Jesus told the story of a rich man who thought he could have it all. But money doesn’t buy happiness or long life. None of us know what the future holds. The message? Use your time wisely.

Where there’s a will there’s a quarrel

Jesus was often called Rabbi by the people around him. This meant he was a respected teacher of the Torah, and his opinion was sought whenever there was a dispute, especially about legal matters. In this case, there seems to have been a family quarrel about property. Someone was not getting what they were entitled to, or thought they should be entitled to, and they wanted Jesus to take sides with them.

Jesus refused to get involved in the fight, even though he may have known the man and the circumstances of the quarrel. Instead he criticised the way people placed paramount importance on money, and spent too much time and energy on the getting of more money than they needed.

Read the blue Gospel text at bottom of page

Man proposes

To illustrate his point, Jesus told a simple story about a rich man who took an avid interest in acquiring even more money than he already had. He did everything a good business planner would tell you to do: he thought ahead, planned for success, and made arrangements to maximise his profits. He thought of all the benefits his foresight would get for him: he would have such a surplus of wealth that he would never need to work again. His future comfort and all those dividends rolling in would mean he could eat, drink and be merry, with nary a care in the world…

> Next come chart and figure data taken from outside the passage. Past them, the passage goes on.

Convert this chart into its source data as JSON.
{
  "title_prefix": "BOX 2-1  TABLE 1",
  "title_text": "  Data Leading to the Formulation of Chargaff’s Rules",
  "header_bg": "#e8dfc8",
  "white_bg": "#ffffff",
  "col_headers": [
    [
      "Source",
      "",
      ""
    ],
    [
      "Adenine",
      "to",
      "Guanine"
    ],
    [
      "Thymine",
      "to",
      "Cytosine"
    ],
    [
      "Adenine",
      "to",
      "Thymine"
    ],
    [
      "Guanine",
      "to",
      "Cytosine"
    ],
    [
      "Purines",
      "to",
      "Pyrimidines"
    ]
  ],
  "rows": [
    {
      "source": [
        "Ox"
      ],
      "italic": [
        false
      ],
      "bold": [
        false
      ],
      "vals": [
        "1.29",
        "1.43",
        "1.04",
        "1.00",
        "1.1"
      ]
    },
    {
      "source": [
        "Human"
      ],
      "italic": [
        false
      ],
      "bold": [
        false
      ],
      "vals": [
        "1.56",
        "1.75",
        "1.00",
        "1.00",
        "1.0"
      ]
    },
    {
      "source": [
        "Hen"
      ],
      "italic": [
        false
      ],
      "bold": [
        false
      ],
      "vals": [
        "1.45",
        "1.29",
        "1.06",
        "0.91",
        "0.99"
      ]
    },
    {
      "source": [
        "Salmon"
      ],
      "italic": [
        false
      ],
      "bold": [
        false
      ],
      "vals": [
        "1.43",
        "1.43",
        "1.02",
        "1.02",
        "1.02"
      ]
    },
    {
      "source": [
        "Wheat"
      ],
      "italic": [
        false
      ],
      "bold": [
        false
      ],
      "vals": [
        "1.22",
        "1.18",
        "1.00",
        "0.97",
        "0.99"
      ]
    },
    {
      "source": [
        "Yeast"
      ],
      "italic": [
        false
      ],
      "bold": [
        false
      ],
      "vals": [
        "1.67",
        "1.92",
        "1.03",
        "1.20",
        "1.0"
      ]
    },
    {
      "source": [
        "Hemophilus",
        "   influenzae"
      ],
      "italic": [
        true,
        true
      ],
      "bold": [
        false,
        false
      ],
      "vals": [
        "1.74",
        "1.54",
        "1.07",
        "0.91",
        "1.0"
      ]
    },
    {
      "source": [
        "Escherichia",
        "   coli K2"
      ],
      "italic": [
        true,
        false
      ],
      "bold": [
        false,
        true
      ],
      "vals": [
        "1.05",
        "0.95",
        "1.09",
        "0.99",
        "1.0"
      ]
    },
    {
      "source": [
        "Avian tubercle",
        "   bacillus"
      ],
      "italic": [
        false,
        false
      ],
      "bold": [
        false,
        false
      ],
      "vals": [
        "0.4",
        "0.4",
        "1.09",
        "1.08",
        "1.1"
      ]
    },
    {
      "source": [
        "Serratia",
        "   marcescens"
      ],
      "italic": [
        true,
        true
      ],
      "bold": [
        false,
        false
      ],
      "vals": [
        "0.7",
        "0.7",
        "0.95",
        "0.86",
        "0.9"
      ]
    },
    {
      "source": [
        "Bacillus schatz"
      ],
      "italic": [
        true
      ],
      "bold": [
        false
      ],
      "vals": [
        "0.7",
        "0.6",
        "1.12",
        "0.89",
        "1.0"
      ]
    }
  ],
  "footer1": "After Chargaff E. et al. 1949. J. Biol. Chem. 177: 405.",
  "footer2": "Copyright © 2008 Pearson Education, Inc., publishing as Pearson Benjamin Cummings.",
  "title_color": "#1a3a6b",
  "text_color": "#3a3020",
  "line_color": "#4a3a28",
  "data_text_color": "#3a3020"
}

Read the green Gospel text at bottom of this page


But God disposes

God had other plans. That night, without any prior warning, He took away the life of the man who thought he could retire in comfort. The man suddenly died. His possessions were useless. It turned out that money could buy a lot of things, but not the one thing, life, that the man needed.

What he had failed to acquire was a solid relationship with God. In all this story there is no mention of family, or a right relationship with God, or of giving to the poor. The man had lived for his money, but now it was of no use. He had been a fool.

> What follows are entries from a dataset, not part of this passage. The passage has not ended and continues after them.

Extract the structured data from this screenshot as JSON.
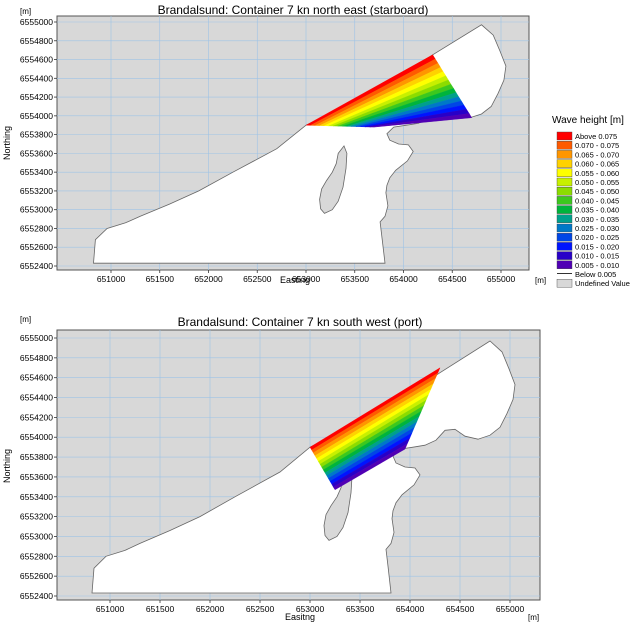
{
  "chart_data": [
    {
      "type": "heatmap",
      "title": "Brandalsund: Container 7 kn north east (starboard)",
      "xlabel": "Easting",
      "ylabel": "Northing",
      "x_unit": "[m]",
      "y_unit": "[m]",
      "xlim": [
        650700,
        655250
      ],
      "ylim": [
        6552400,
        6555080
      ],
      "x_ticks": [
        651000,
        651500,
        652000,
        652500,
        653000,
        653500,
        654000,
        654500,
        655000
      ],
      "y_ticks": [
        6552400,
        6552600,
        6552800,
        6553000,
        6553200,
        6553400,
        6553600,
        6553800,
        6554000,
        6554200,
        6554400,
        6554600,
        6554800,
        6555000
      ],
      "grid": true,
      "wave_region": {
        "x_range": [
          653000,
          654700
        ],
        "y_range": [
          6553850,
          6554650
        ],
        "max_class": "Above 0.075"
      }
    },
    {
      "type": "heatmap",
      "title": "Brandalsund: Container 7 kn south west (port)",
      "xlabel": "Easitng",
      "ylabel": "Northing",
      "x_unit": "[m]",
      "y_unit": "[m]",
      "xlim": [
        650700,
        655250
      ],
      "ylim": [
        6552400,
        6555080
      ],
      "x_ticks": [
        651000,
        651500,
        652000,
        652500,
        653000,
        653500,
        654000,
        654500,
        655000
      ],
      "y_ticks": [
        6552400,
        6552600,
        6552800,
        6553000,
        6553200,
        6553400,
        6553600,
        6553800,
        6554000,
        6554200,
        6554400,
        6554600,
        6554800,
        6555000
      ],
      "grid": true,
      "wave_region": {
        "x_range": [
          653000,
          654300
        ],
        "y_range": [
          6553450,
          6554700
        ],
        "max_class": "Above 0.075"
      }
    }
  ],
  "legend": {
    "title": "Wave height [m]",
    "placement": "right",
    "entries": [
      {
        "label": "Above  0.075",
        "color": "#ff0000"
      },
      {
        "label": "0.070 - 0.075",
        "color": "#ff5a00"
      },
      {
        "label": "0.065 - 0.070",
        "color": "#ff9600"
      },
      {
        "label": "0.060 - 0.065",
        "color": "#ffd200"
      },
      {
        "label": "0.055 - 0.060",
        "color": "#ffff00"
      },
      {
        "label": "0.050 - 0.055",
        "color": "#c8f000"
      },
      {
        "label": "0.045 - 0.050",
        "color": "#8cdc00"
      },
      {
        "label": "0.040 - 0.045",
        "color": "#3cc81e"
      },
      {
        "label": "0.035 - 0.040",
        "color": "#00b43c"
      },
      {
        "label": "0.030 - 0.035",
        "color": "#00a08c"
      },
      {
        "label": "0.025 - 0.030",
        "color": "#0078c8"
      },
      {
        "label": "0.020 - 0.025",
        "color": "#0046e6"
      },
      {
        "label": "0.015 - 0.020",
        "color": "#0014ff"
      },
      {
        "label": "0.010 - 0.015",
        "color": "#2800c8"
      },
      {
        "label": "0.005 - 0.010",
        "color": "#5000b4"
      },
      {
        "label": "Below  0.005",
        "color": "line"
      },
      {
        "label": "Undefined Value",
        "color": "#d8d8d8"
      }
    ]
  },
  "colors": {
    "land": "#d8d8d8",
    "water": "#ffffff",
    "grid": "#9ec3e6"
  }
}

Read the black text at bottom of page

The Rich Man, Rembrandt

What the Gospels say

1. Where there’s a will there’s a quarrel. Read the blue text

2. Man proposes. Read the green text

3. God disposes. Read the black text

Luke 12:13-21

13 One of the multitude said to him, “Teacher, bid my brother divide the inheritance with me.” 14 But he said to him, “Man, who made me a judge or divider over you?” 15 And he said to them, “Take heed, and beware of all covetousness; for a man’s life does not consist in the abundance of his possessions.”

16 And he told them a parable, saying, “The land of a rich man brought forth plentifully; 17 and he thought to himself, ‘What shall I do, for I have nowhere to store my crops?’ 18 And he said, ‘I will do this: I will pull down my barns, and build larger ones; and there I will store all my grain and my goods. 19 And I will say to my soul, Soul, you have ample goods laid up for many years; take your ease, eat, drink, be merry.’

20 But God said to him, ‘Fool! This night your soul is required of you; and the things you have prepared, whose will they be?’ 21 So is he who lays up treasure for himself, and is not rich toward God.”